Site Visit to Steamfitters Local 449 Inspires Vision for Safer Healthcare Systems
Type: News
Focus Area: Patient Safety
Pictured from left to right: Bradley Tisdale, Karen Feinstein, Lisa George, Carolyn Byrnes, Steven Irwin, Robert Ferguson, Thomas Doran, and Scotland Huber.
Why would a delegation from a healthcare foundation spend an afternoon on the Steamfitters campus in Zelienople? For one thing, they were invited to visit following the Safety Innovation Summit held in Pittsburgh on February 29. Kevin Kelley, a representative for the Steamfitters Local 449, participated in the Labor Panel at the summit and suggested that health care might learn something from the way that the Steamfitters approach safety at their Training and Event centers.
Healthcare workers and steamfitters do have something in common: they both work in high-risk occupations with dangerous chemicals, equipment, and interventions—where precision, diligence, and an “excess of caution” can save their lives and the lives of many others. The Jewish Healthcare Foundation (JHF) team visit hosted by Steamfitter staff Bradley C. Tisdale, HVACR training director, and Thomas Doran, Director of Building Trades Education, highlighted how a deep commitment to safety is reflected in the union’s core philosophy: a contractor who accepts an unsafe workplace is an inferior contractor. Safety and workforce development, retention, and skill preparation are inseparable. An unsafe workplace is an added cost to employers and, therefore, consumers and is, in itself, bad business.
The Steamfitters emphasized the value of having every tradesperson—experienced and novice—equipped with the hands-on training essential to keep every worker safe, to create a safe environment in which to work, to ensure that their coworkers are equally equipped with safety skills training. JHF staff tried to imagine what the Steamfitters would do if they were to create an entity for healthcare workers that was as expansive and thorough as their own campus. Here is the vision.
Several acres would be dedicated to a vastly expanded WISER Institute simulation center. It would include replicas of an ICU room, a pathology lab, a surgical suite, a pharmacy, and other healthcare delivery settings, as well as state-of-the-art classrooms, lecture halls, practice rooms (where surgical teams, for example, could use virtual reality to practice difficult procedures.) It would offer programs for high school and undergraduate students to introduce them to different health careers. It would offer apprenticeship programs for various technical positions within health care, continuous education for those employed now, and special training for supervisors and managers to anticipate and respond to unsafe conditions.
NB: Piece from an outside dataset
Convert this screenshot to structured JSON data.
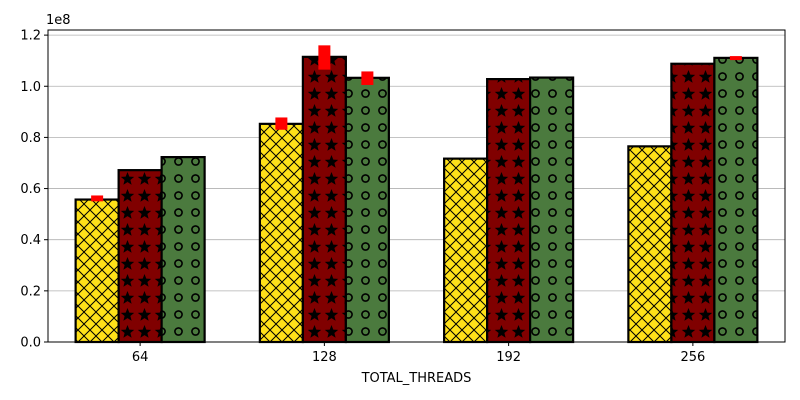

Regular classes in the safe use of various essential equipment (e.g., automated medication dispensing machines, defibrillators, ventilators) would update skills. Classes in infection control, wound healing, cleanliness and decontamination, management of “superbugs,” and other important skills would be available to all and mandatory for new employees.
The instruction would incorporate a variety of disciplines, from engineering of all sorts to computer science, informatics, psychology, and more. Because high turnover rates and vacancies are detrimental to effective patient care, programs would address recovery and rehabilitation for substance abuse, depression, family violence, and other personal issues that interfere with work performance. Every experienced worker would be regarded as indispensable. The fundamentals of creating safe systems would be available to all. This would include grounding in data management and transparency regarding mistakes and near misses, the use of trigger tools in the electronic health record, and the identification and appropriate response to “hot spots” for adverse events.
Funding would come from the government, vendors, and corporate suppliers, insurers, private foundations, and donations. Contributions from experienced professionals would not be ruled out; the satisfaction of every worker depends on the safety training and skill set of those around them.
The Steamfitters union training center showed what a commitment to safety looks like; how it gets actualized; how safety and workforce development and retention are inseparable. Is this an unrealistic dream or a prerequisite for creating healthcare systems that are as safe as possible?